3. The final headline prequalifies the BEST of the three — however, because it’s so specific we wind up EXCLUDING every potential customer who doesn’t want to “buy male enhancement pills” right now. Therefore this headline OVERQUALIFIES and costs us sales.
Target demographic
Imagine an individual person to talk to in your demographic. What are her fears? What is she looking for? What are her hot button issues?
Most people want:
- feel loved/respected
- friends and social support
- money/success (and to be recognized as successful)
- feel like a special snowflake while still fitting in
Ask for the sale
What do we want the reader to do? What’s the next action?
- Be explicit and specific
- The fewer steps, the better (less friction)
- The lower the commitment, the higher the conversion rate
- example: a button that reads CONTINUE destroys a button that says SUBMIT — who wants to submit, anyway?
- example: a free newsletter converts MUCH better than a $100 purchase.
SEO copywriting
Process:
- Kwd research
- survey competitors
- outline
- write in the blanks
- confirm kwd density targets
Kwd phrase IS NOT the H1 IS NOT the title — all should be different.
General tips for copywriting success
- Start a swipe file (Evernote?) — things you want to imitate or plagiarize
- Start a bone pile (also in Evernote?) — failed attempts create a compost heap from which future brilliance flowers!
- What is your subject?
- Ration exclamation points! (one per book, according to John Dufresne)
Evolutionary biology
Logic brain is younger than emotional brain. Appeal to emotional brain NOT logical brain. Emotional appeals go deeper into the psyche.
When something “feels” right, that’s your emotional brain telling you — without words — that it agrees with your choice. When something doesn’t feel right, no amount of talking can change that feeling.
Rhetorical Triangle
3 sides: Logos, Ethos and Pathos
Logos (Spock):
- Logic
- scientific studies
- experiment
- objectivity
- “Let me explain why this product will work for you.”
Ethos (McCoy — “Dammit, Jim, I’m a doctor, not a copywriter!”)
- Appeal to morals or ethics
- Also, appeal to authority
- doctor in a white labcoat, or a CPA in a bowtie, or the President
Pathos (Kirk — “KHAAAAAAAAAAAAAAAAAAAAAAAANNNNNN!!!!!)
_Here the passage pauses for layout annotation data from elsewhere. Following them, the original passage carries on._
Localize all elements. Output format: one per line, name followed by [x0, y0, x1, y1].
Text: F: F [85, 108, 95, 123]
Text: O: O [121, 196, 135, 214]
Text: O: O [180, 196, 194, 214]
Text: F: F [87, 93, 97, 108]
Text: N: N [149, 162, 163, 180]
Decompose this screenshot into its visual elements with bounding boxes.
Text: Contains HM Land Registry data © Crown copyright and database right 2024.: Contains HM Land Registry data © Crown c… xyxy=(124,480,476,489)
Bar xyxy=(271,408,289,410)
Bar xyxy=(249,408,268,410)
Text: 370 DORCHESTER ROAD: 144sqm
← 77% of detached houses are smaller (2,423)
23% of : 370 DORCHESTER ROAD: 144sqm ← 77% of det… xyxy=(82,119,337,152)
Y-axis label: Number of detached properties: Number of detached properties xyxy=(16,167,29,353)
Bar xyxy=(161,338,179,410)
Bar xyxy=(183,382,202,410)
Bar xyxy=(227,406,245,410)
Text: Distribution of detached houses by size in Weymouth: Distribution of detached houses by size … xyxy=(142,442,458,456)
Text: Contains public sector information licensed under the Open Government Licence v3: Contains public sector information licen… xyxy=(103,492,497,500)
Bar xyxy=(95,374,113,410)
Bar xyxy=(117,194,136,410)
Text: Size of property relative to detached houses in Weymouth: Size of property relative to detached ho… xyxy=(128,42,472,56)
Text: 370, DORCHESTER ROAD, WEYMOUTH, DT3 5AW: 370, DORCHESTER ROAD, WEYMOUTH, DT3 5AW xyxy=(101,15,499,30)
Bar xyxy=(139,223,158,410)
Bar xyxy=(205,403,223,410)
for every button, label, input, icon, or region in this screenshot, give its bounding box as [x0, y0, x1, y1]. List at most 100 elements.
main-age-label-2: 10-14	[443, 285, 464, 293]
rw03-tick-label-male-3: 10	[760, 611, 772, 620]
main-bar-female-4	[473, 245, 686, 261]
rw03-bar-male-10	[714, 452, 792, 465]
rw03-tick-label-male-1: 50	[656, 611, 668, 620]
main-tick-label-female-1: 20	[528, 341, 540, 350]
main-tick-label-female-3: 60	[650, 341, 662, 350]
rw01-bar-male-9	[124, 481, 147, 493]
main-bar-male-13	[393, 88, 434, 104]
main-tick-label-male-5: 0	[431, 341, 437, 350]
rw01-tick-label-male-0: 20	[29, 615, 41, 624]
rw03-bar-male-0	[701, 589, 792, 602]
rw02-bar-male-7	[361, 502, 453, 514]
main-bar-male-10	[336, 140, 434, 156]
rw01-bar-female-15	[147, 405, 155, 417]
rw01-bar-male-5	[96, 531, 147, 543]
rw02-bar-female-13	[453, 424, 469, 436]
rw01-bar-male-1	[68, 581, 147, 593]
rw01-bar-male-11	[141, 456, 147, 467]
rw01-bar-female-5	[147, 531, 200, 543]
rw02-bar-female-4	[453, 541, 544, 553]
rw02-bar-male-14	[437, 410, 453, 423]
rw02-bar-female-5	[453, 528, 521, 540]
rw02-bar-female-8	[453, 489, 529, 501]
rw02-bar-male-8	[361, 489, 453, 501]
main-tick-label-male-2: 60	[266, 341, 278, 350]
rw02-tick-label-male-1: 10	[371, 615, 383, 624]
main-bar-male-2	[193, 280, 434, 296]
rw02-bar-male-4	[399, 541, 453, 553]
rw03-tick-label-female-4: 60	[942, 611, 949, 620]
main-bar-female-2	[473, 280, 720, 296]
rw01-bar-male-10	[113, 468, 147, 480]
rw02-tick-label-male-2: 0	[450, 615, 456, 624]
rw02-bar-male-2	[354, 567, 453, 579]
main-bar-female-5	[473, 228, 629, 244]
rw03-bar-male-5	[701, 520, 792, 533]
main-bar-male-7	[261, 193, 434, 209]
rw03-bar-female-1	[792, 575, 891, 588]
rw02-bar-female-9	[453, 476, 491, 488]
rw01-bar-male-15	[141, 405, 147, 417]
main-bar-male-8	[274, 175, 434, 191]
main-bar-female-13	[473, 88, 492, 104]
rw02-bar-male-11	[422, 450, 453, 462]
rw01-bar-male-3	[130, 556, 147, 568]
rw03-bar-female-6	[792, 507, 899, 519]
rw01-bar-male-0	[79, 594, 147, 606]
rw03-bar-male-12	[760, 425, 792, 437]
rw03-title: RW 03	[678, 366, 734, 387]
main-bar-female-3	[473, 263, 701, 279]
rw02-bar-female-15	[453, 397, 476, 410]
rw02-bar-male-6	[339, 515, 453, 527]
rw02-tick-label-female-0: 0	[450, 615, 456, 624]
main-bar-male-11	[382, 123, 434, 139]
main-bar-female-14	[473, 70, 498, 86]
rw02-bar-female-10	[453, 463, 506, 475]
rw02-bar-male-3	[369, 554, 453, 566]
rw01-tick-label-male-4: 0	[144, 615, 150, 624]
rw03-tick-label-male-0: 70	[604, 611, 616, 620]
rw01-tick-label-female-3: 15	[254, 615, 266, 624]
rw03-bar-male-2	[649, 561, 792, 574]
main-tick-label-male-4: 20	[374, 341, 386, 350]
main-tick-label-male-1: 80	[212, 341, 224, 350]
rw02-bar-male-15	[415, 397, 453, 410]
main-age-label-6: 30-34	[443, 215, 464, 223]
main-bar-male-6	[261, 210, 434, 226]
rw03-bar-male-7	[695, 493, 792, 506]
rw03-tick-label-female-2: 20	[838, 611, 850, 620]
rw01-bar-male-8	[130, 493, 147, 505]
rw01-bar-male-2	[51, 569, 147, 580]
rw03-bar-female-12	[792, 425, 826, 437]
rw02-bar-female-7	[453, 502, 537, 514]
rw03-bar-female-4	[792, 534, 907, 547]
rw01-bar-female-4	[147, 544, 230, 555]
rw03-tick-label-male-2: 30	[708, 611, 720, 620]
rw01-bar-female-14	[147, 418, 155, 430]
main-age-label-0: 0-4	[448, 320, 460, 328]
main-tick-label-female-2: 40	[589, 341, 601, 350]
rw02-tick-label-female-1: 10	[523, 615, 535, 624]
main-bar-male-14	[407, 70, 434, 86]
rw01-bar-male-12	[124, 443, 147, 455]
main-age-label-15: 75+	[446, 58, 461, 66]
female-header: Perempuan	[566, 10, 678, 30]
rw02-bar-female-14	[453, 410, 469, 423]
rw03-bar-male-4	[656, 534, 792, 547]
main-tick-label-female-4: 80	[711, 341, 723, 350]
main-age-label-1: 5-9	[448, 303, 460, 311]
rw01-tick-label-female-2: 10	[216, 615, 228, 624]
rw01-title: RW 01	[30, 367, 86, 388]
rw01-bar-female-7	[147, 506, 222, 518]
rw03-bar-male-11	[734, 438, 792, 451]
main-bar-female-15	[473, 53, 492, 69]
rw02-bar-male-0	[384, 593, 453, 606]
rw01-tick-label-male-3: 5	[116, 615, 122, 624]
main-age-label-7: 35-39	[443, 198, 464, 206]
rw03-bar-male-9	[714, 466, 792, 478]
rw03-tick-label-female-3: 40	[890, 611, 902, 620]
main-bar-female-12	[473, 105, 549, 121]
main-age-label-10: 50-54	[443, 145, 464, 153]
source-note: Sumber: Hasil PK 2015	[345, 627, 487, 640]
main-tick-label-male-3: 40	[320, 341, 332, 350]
- Appeal to emotion — usually, but not always, negative emotions like sorrow, fear, uncertainty, anger.
- Sometimes positive emotions: pride, patriotism, confidence, sense of belonging
- Flattery
- Pathos is considered the least elegant of these rhetorical tactics (equally valid, but least elegant…)
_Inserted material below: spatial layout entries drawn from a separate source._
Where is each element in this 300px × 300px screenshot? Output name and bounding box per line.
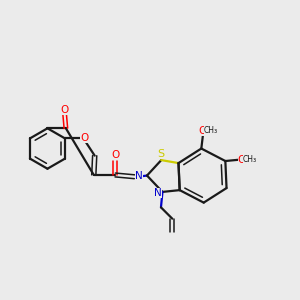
Text: O: O bbox=[238, 155, 246, 165]
Text: N: N bbox=[135, 172, 143, 182]
Text: N: N bbox=[154, 188, 162, 197]
Text: O: O bbox=[199, 126, 207, 136]
Text: O: O bbox=[111, 150, 119, 161]
Text: CH₃: CH₃ bbox=[204, 126, 218, 135]
Text: O: O bbox=[80, 134, 89, 143]
Text: CH₃: CH₃ bbox=[243, 155, 257, 164]
Text: O: O bbox=[61, 105, 69, 115]
Text: S: S bbox=[158, 149, 164, 160]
Direct vs. Mainstream Marketing
“Direct” marketing means the pitch directly results in a sale. Advertising spends can be correlated to sales figures.
Examples:
- Infomercials (call now!)
- SEM ads (buy now!)
- Display advertising (click now!)
Direct marketing results can be measured.
“Mainstream” marketing means that the pitch results into brand awareness. Think about all the different brands of shampoo available at the drug store or grocery store — how do you differentiate?
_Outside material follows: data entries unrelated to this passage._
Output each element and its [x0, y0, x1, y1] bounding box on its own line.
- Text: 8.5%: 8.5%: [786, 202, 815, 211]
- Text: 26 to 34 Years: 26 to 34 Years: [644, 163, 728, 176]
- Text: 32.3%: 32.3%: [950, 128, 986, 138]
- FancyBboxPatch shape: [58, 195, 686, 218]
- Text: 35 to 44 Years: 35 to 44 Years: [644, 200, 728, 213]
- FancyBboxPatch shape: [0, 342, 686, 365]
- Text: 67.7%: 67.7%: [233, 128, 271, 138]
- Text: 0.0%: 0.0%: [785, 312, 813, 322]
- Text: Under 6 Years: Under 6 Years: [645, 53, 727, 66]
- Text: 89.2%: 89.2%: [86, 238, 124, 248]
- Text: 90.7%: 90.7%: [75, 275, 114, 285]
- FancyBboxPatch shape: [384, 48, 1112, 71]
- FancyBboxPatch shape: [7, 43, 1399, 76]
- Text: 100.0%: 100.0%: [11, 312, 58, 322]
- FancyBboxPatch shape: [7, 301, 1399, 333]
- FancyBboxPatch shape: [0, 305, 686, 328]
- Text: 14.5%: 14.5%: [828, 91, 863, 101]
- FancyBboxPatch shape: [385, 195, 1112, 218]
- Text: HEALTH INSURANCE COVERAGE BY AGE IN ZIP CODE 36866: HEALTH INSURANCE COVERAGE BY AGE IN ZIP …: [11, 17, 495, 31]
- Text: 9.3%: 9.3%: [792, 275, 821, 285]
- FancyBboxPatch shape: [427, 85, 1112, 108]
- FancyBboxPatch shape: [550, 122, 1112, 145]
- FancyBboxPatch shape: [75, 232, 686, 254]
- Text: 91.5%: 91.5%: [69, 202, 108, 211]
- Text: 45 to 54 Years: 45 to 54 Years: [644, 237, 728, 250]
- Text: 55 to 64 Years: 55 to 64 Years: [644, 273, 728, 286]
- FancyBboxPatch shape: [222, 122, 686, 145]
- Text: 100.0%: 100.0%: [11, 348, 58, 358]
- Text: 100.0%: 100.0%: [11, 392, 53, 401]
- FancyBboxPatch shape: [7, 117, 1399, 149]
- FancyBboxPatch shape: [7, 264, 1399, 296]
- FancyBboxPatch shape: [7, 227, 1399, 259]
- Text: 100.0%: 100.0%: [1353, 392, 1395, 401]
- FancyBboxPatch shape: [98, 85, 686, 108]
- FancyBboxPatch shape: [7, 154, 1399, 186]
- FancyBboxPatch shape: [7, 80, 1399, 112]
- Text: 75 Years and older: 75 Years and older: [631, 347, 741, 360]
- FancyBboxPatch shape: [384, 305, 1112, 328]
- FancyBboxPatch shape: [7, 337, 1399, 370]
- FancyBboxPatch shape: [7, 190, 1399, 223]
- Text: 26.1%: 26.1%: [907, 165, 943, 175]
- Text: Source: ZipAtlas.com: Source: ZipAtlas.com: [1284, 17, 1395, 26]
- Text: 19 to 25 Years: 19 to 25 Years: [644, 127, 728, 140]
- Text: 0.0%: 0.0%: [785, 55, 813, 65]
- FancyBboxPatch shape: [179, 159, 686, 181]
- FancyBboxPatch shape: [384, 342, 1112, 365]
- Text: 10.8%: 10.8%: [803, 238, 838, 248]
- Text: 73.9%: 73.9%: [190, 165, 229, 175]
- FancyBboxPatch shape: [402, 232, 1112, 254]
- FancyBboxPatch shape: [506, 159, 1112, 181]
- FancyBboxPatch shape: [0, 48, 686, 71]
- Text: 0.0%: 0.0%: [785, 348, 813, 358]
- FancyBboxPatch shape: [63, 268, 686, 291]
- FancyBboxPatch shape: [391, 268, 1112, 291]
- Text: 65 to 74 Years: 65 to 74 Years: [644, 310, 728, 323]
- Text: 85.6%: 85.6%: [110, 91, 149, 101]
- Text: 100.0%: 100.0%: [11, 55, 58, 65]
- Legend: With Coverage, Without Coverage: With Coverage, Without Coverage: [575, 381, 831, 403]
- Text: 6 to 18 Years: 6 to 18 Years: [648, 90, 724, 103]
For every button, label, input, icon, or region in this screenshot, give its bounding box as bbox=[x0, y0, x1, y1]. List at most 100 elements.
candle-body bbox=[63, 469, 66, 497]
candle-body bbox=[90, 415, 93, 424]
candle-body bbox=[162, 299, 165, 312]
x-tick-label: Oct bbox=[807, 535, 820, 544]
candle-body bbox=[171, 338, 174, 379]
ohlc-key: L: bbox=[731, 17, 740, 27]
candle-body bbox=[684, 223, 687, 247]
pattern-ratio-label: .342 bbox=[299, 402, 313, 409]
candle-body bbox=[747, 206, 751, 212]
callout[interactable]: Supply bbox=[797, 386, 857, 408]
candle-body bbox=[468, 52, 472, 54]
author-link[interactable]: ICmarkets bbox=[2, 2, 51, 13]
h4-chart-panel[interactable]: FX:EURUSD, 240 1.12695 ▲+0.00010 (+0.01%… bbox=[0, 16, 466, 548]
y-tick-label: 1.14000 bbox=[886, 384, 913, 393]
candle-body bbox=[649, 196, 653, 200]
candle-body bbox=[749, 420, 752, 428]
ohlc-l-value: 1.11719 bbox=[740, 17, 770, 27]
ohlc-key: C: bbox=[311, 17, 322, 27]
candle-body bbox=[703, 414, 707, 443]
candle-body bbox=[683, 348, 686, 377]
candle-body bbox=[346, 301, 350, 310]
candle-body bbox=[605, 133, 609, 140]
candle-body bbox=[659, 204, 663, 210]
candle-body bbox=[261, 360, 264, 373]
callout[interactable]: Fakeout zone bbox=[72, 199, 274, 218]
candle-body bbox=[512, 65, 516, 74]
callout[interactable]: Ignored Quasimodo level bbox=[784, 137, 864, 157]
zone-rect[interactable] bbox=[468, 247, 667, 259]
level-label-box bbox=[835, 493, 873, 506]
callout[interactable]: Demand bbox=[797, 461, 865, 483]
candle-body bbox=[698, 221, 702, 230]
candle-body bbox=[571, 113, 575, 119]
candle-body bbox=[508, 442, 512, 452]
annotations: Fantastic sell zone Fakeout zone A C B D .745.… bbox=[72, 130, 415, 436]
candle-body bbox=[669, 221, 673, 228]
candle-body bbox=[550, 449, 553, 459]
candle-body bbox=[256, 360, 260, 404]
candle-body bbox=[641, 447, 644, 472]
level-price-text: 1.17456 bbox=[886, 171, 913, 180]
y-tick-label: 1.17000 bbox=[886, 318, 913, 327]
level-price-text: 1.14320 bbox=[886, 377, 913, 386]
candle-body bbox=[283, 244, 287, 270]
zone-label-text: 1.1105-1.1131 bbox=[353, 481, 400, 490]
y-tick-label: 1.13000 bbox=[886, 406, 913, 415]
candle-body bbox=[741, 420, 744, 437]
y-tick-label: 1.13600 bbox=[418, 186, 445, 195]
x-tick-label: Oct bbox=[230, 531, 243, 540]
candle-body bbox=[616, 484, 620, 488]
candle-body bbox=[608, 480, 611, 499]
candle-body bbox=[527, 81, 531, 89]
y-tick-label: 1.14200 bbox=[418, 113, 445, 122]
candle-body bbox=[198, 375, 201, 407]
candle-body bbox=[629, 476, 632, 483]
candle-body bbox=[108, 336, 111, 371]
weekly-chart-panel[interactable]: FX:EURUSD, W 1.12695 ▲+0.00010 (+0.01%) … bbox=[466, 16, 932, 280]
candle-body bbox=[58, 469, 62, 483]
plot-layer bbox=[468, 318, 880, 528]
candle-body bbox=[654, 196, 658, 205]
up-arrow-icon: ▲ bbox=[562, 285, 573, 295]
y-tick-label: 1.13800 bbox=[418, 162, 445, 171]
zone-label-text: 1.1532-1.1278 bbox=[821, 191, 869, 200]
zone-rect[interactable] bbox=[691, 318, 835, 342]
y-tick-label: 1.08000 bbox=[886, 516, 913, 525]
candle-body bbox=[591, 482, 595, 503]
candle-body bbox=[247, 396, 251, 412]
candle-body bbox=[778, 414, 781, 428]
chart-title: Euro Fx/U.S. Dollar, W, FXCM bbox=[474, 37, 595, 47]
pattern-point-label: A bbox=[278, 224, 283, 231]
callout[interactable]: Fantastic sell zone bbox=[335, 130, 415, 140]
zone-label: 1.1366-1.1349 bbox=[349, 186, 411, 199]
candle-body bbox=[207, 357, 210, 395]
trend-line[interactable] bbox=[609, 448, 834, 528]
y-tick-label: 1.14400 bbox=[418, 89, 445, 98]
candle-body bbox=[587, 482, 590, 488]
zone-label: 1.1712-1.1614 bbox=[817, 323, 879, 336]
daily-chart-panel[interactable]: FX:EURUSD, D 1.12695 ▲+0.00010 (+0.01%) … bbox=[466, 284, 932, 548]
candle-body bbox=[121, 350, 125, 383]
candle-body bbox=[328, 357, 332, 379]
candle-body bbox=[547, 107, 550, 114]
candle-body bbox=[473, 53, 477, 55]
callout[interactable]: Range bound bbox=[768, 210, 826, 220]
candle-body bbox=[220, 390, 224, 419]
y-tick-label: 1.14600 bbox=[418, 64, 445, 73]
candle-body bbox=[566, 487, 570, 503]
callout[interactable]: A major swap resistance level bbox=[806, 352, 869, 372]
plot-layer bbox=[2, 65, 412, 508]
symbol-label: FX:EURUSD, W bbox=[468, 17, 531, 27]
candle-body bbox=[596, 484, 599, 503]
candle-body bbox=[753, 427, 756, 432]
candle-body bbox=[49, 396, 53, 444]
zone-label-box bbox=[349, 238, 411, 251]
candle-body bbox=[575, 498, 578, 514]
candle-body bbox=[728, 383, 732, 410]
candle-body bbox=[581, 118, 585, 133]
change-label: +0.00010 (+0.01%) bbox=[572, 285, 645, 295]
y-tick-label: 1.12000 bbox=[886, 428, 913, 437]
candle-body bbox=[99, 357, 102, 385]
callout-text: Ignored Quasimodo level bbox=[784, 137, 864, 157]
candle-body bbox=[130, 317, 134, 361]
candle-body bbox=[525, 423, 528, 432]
- LOTS of money — like, nation-wide ad campaigns
- investment in retail support (save $5 when you buy at Walgreen’s)
- Several orders of magnitude lower conversion rate
Mainstream marketing is incredibly hard to quantify. John Wanamaker (1838-1922) is credited with the saying “Half the money I spend on advertising is wasted; the trouble is I don’t know which half.”
There’s a bit of accounting chicanery called brand goodwill that says companies can take some part of their advertising spending and say it makes the brand name worth more as an asset.